Ersoy, “Defalarca hükümete gelmiş, vaadettiklerini gerçekleştirememiş olanların, zengin zümrenin çıkarlarını ve Türkiye’den aldığı emirleri uygulayanların bir değişim yapmasını bekleyemeyiz” ifadelerini kullandı.
“Örgütsüz kalma lüksümüz yok”
Örgütsüz kalma lüksümüzün olmadığını vurgulayan Ersoy, yalnız kalındığında çok daha kolay hedef olunabileceğini, özellikle emekçilerin yalnız olduğunu ve bu yüzden 2014 yılından beri sendikasız çalıştırılmanın yasaklanması talebini yükselttiklerini aktardı.

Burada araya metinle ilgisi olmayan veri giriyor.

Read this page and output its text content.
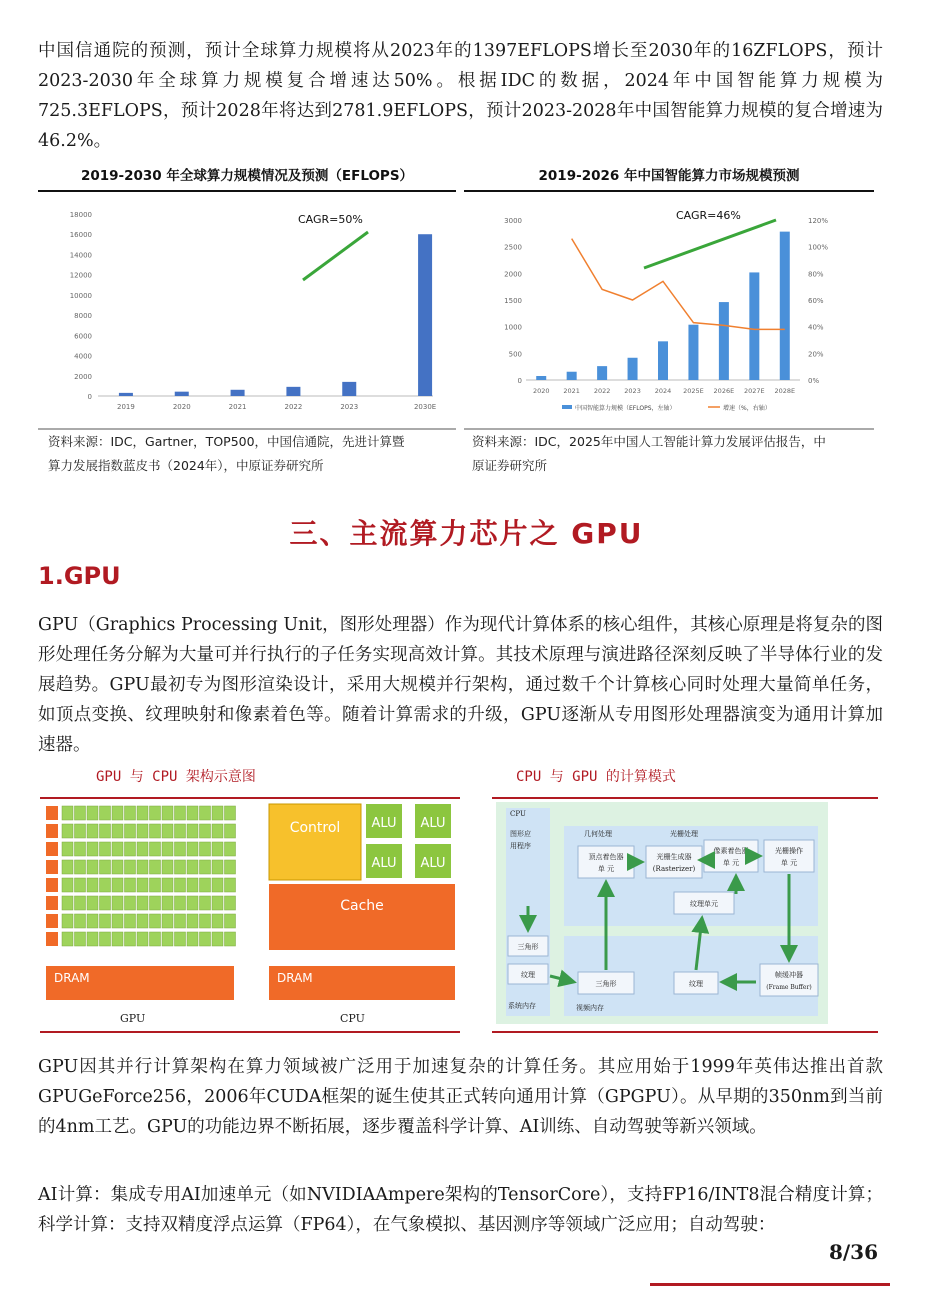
中国信通院的预测，预计全球算力规模将从2023年的1397EFLOPS增长至2030年的16ZFLOPS，预计2023-2030年全球算力规模复合增速达50%。根据IDC的数据，2024年中国智能算力规模为725.3EFLOPS，预计2028年将达到2781.9EFLOPS，预计2023-2028年中国智能算力规模的复合增速为46.2%。

2019-2030 年全球算力规模情况及预测（EFLOPS）
0
2000
4000
6000
8000
10000
12000
14000
16000
18000
2019	2020	2021	2022	2023	2030E
CAGR=50%
2019-2026 年中国智能算力市场规模预测
0
500
1000
1500
2000
2500
3000
0%
20%
40%
60%
80%
100%
120%
2020 2021 2022 2023 2024 2025E 2026E 2027E 2028E
CAGR=46%
中国智能算力规模（EFLOPS，左轴）	增速（%，右轴）
资料来源：IDC，Gartner，TOP500，中国信通院，先进计算暨
算力发展指数蓝皮书（2024年），中原证券研究所
资料来源：IDC，2025年中国人工智能计算力发展评估报告，中
原证券研究所
三、主流算力芯片之 GPU
1.GPU

GPU（Graphics Processing Unit，图形处理器）作为现代计算体系的核心组件，其核心原理是将复杂的图形处理任务分解为大量可并行执行的子任务实现高效计算。其技术原理与演进路径深刻反映了半导体行业的发展趋势。GPU最初专为图形渲染设计，采用大规模并行架构，通过数千个计算核心同时处理大量简单任务，如顶点变换、纹理映射和像素着色等。随着计算需求的升级，GPU逐渐从专用图形处理器演变为通用计算加速器。

GPU 与 CPU 架构示意图	CPU 与 GPU 的计算模式
DRAM
GPU
Control ALU ALU
ALU ALU
Cache
DRAM
CPU
CPU
图形应
用程序
几何处理	光栅处理
顶点着色器
单 元
光栅生成器
(Rasterizer)
像素着色器
单 元
光栅操作
单 元
纹理单元
三角形
纹理
三角形	纹理
帧缓冲器
(Frame Buffer)
系统内存	视频内存

GPU因其并行计算架构在算力领域被广泛用于加速复杂的计算任务。其应用始于1999年英伟达推出首款GPUGeForce256，2006年CUDA框架的诞生使其正式转向通用计算（GPGPU）。从早期的350nm到当前的4nm工艺。GPU的功能边界不断拓展，逐步覆盖科学计算、AI训练、自动驾驶等新兴领域。

AI计算：集成专用AI加速单元（如NVIDIAAmpere架构的TensorCore），支持FP16/INT8混合精度计算；科学计算：支持双精度浮点运算（FP64），在气象模拟、基因测序等领域广泛应用；自动驾驶：

8/36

“Kamusal eğitimin altı oyuldu, özel eğitim sektörü semirtildi”
Eğitimdeki sorunların bir günlük mesele olmadığını anlatan Ersoy, bugüne kadar gelmiş geçmiş bütün hükümet partilerinin sürdürdüğü politikaların sonucu olduğunu ifade etti.
30 yıllık sürece bakıldığında kamusal eğitimin altının oyulduğunu belirten Ersoy, kamusala ayrılması gereken kaynakların teşvik, hibe, muafiyet ve vergi aflarıyla özel sektör patronlarına akıtıldığını söyledi. Kamusal eğitimin sürekli geriye götürüldüğünü, özel okulların da semirtildiğini ifade eden Ersoy, özel okul patronlarının istedikleri gibi zam yapabildiğini ve halkı esir aldıklarını belirtti.
Ersoy, CTP gibi rejim partilerinin özel sektöre aktarılan teşvik ve hibelerin durdurulması konusunu dillendirmediğinin altını çizdi.
Tam da bu yüzden hükümet olmanın iktidar olmak anlamına gelmediğini söylediklerini belirten Ersoy, egemenlerin Ankara ve sermaye grupları olduğunu yineledi. Özel okul öğretmenlerinin kötü çalışma koşullarından ve sendikasız çalıştırıldıklarından da bahseden Ersoy, rejim partilerinin bunu değiştirmek için hiçbir şey yapmadığını kaydetti.
“Çürümüş rejimi yönetmeyeceğiz, mücadele edeceğiz”
Ülkemizde yaratılmış çürümüş bir rejimin varlığına dikkat çeken Ersoy, bu rejimin yönetilemeyeceğini ve yönetmek gibi taleplerinin olmadığını, sadece hak mücadelesi istediklerini aktardı. Hak mücadelesini emekçilerin verebileceğini vurgulayan Ersoy, bu rejimin bu şekilde yıkılabileceğini söyledi.
Seçim süreci ile ilgili soruları da cevaplayan Ersoy, büyük bütçelerinin olmadığını, parti üyelerinin gönüllü emeği ile ortaklaşa çalışarak süreci yürüttüklerini, sağlam parti programlarına güvendiklerini anlattı. Ersoy, parti programıyla, sorunları doğru analiz edip, çözümler üretip taleplerini net bir şekilde belirttiklerine inandığını belirtti.